A linear chain conditional random field(CRF) implementation.

Create a LinearChainCRF object given the model file.

Parameters

model_file (str) – The model file.

predict(self: ops.LinearChainCRF, len: int, features: List[Tuple[int, int, float]]) List[int]

Given a list of features triggered by the input sample, return the label for each token of the input.

Parameters
  • len (int) – token number of the input.

  • features (List[Tuple[int, int, float]]) – List of features, each is represented by a tuple of (token index, feature id, feature value).

Returns

List of labels.

static train(data_file: str, model_file: str, alg: str = 'l1sgd', max_iter: int = 150) None

Train a crf model.

Parameters

Example

# Copyright (c) Microsoft Corporation.
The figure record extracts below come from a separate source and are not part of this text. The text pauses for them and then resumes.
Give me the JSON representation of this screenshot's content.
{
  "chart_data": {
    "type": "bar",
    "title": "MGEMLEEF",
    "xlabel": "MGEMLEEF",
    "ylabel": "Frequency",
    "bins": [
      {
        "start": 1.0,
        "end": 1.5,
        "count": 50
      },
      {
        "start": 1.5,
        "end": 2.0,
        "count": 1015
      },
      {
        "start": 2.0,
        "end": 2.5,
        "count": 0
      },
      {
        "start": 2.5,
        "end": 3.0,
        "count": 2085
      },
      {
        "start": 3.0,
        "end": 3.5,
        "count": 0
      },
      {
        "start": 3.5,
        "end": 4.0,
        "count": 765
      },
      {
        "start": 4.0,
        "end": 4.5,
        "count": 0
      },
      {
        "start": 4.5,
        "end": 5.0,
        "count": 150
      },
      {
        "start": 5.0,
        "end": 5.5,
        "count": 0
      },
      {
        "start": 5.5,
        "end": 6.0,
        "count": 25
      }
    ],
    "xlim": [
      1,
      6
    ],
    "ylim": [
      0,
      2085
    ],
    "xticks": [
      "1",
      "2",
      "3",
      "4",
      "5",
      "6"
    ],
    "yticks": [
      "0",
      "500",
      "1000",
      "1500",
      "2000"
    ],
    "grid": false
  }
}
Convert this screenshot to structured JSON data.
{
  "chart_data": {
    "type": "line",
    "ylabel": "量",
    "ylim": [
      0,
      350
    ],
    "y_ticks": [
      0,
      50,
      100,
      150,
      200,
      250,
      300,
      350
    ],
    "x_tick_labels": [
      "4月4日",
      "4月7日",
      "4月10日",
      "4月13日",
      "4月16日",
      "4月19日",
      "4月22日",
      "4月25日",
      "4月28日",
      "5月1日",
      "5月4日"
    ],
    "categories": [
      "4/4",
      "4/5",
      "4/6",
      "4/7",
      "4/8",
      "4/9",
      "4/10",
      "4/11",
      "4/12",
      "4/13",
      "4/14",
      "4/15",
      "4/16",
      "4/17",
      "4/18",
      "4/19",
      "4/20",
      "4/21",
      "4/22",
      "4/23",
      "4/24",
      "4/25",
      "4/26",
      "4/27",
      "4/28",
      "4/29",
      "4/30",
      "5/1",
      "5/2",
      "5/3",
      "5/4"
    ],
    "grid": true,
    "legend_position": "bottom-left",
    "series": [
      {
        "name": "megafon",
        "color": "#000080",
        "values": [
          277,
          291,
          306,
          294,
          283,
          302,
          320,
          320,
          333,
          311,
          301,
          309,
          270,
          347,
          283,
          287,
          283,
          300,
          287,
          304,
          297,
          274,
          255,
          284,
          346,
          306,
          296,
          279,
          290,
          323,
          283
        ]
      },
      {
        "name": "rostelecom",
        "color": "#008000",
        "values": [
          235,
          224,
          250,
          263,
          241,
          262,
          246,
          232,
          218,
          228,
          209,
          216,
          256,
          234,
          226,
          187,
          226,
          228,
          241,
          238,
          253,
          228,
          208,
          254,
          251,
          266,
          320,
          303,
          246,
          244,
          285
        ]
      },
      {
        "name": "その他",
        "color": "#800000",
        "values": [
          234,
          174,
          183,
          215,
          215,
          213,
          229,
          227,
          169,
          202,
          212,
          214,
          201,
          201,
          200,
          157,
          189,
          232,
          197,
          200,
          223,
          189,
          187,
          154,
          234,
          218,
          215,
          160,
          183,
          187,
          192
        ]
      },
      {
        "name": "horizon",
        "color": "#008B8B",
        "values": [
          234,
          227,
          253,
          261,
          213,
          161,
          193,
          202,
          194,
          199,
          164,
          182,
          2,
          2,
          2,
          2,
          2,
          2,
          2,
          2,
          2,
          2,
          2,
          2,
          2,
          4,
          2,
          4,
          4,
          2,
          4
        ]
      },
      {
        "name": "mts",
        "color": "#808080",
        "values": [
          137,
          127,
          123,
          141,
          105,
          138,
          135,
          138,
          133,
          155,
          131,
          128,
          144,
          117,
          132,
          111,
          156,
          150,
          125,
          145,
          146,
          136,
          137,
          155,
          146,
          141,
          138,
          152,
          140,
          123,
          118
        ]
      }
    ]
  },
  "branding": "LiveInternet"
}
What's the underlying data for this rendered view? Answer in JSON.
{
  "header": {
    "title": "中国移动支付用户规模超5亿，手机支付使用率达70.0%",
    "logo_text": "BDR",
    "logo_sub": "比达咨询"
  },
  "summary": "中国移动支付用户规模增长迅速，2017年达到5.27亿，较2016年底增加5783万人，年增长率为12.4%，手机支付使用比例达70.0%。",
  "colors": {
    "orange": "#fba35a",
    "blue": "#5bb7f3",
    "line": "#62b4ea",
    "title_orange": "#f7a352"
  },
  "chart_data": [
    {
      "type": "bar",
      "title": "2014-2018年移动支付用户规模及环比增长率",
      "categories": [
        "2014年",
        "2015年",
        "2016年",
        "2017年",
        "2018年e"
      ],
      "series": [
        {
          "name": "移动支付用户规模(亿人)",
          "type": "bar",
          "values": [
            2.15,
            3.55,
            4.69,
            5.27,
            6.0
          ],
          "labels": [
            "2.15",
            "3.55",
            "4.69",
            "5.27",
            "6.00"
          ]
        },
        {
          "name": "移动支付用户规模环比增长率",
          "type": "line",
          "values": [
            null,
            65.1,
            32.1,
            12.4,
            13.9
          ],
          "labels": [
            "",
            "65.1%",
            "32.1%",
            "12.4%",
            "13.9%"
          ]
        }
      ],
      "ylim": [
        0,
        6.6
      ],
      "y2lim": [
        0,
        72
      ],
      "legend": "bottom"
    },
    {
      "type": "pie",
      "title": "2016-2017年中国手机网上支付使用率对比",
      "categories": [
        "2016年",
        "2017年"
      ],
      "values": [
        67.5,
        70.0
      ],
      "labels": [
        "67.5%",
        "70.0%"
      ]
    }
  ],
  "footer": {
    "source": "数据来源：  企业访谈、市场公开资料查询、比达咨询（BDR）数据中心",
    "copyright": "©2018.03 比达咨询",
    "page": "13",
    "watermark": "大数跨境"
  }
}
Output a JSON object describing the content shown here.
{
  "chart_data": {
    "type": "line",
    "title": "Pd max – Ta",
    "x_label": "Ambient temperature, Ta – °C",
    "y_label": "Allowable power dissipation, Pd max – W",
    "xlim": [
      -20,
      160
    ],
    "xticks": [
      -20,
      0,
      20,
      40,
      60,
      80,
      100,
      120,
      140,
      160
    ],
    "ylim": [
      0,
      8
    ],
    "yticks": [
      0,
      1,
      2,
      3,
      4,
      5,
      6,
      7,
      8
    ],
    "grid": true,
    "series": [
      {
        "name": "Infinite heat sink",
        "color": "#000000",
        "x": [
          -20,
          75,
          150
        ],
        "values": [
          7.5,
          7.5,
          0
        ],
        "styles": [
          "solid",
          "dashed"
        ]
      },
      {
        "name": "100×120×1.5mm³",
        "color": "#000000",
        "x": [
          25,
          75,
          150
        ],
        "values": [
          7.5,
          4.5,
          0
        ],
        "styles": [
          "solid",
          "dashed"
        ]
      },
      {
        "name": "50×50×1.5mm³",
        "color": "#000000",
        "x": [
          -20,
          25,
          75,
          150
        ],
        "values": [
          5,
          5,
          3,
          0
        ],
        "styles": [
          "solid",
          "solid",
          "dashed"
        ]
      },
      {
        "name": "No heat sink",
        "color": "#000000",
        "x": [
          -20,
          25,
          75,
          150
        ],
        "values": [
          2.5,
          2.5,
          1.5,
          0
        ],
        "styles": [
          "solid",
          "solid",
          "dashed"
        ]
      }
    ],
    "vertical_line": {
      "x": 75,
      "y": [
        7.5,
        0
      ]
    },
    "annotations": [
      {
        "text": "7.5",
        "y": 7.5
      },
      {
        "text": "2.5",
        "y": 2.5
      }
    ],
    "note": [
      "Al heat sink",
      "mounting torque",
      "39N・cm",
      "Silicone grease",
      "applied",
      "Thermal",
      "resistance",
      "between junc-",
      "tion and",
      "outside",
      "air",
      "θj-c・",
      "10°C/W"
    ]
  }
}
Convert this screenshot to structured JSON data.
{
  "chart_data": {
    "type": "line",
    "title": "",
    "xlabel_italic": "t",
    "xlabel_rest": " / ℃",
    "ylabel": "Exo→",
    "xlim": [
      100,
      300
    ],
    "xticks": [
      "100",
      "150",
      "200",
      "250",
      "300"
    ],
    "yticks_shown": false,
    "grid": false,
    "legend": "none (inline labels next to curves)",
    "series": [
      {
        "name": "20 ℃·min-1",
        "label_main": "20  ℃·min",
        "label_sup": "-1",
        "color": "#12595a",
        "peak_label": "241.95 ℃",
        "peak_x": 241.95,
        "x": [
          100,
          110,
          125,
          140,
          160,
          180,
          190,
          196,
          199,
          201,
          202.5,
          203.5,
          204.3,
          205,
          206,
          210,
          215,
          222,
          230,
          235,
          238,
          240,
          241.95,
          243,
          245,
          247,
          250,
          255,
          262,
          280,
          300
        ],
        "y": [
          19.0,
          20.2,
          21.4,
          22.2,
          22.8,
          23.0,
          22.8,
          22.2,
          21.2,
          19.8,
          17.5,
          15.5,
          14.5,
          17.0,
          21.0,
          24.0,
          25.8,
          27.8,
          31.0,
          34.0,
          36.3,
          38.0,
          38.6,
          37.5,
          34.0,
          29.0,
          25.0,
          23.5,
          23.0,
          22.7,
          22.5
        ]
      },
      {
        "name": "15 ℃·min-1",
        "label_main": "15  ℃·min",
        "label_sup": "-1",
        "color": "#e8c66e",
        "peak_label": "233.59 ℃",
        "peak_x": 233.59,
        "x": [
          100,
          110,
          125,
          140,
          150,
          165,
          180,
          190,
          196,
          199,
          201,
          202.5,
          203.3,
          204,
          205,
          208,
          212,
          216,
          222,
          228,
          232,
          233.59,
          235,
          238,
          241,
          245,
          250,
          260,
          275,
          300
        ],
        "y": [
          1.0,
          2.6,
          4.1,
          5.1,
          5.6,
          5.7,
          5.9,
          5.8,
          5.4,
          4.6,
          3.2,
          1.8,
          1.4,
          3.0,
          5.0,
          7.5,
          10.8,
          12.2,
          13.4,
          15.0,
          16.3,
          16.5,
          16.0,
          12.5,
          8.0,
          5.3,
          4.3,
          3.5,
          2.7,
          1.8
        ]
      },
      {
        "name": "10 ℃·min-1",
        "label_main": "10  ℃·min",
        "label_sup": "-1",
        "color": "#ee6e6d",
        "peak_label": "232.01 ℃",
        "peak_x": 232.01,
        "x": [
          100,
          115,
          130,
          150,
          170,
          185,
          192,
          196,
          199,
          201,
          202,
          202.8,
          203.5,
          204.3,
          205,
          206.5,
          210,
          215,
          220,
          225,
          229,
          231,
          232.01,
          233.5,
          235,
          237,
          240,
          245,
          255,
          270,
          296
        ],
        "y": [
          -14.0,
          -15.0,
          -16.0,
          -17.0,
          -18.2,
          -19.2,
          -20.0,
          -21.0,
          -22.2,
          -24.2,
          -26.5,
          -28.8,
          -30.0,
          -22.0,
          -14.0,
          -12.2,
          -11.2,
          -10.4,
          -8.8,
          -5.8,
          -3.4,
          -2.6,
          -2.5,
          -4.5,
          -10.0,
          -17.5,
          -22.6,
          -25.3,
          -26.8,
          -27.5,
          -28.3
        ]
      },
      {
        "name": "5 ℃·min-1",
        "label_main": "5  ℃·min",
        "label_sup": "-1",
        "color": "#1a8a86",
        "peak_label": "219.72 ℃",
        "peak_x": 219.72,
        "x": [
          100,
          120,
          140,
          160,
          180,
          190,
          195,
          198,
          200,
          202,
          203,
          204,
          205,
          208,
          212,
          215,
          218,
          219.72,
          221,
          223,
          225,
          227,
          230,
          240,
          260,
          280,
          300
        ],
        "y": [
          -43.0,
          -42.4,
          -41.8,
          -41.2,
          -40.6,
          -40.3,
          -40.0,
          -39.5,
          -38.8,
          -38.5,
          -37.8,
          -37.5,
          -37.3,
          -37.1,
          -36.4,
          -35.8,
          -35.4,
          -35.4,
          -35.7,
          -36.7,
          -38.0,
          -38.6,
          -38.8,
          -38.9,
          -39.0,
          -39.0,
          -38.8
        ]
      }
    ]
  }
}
All rights reserved.
# Licensed under the MIT license.

import os
from pyis.python import ops
from pyis.python.offline import SequenceTagging as SeqTag

tmp_dir = 'tmp/doc_linear_chain_crf/'
os.makedirs(tmp_dir, exist_ok=True)

# training
xs = [
        [ops.TextFeature(0, 1.0, 0, 0), ops.TextFeature(1, 1.0, 1, 1)], # hello tom
        [ops.TextFeature(0, 1.0, 0, 0), ops.TextFeature(2, 1.0, 1, 1)], # hello jerry
    ]
ys = [
        [0, 1], # O NAME
        [0, 1], # O NAME
    ]

data_file = os.path.join(tmp_dir, 'lccrf.data.txt')
SeqTag.text_features_to_lccrf(xs, ys, data_file)

model_file = os.path.join(tmp_dir, 'lccrf.model.bin')
ops.LinearChainCRF.train(data_file, model_file, 'l1sgd')
lccrf = ops.LinearChainCRF(model_file)

# inference
values = lccrf.predict(2, [(0, 0, 1.0), (1, 1, 1.0)]) # hello tom
print(values)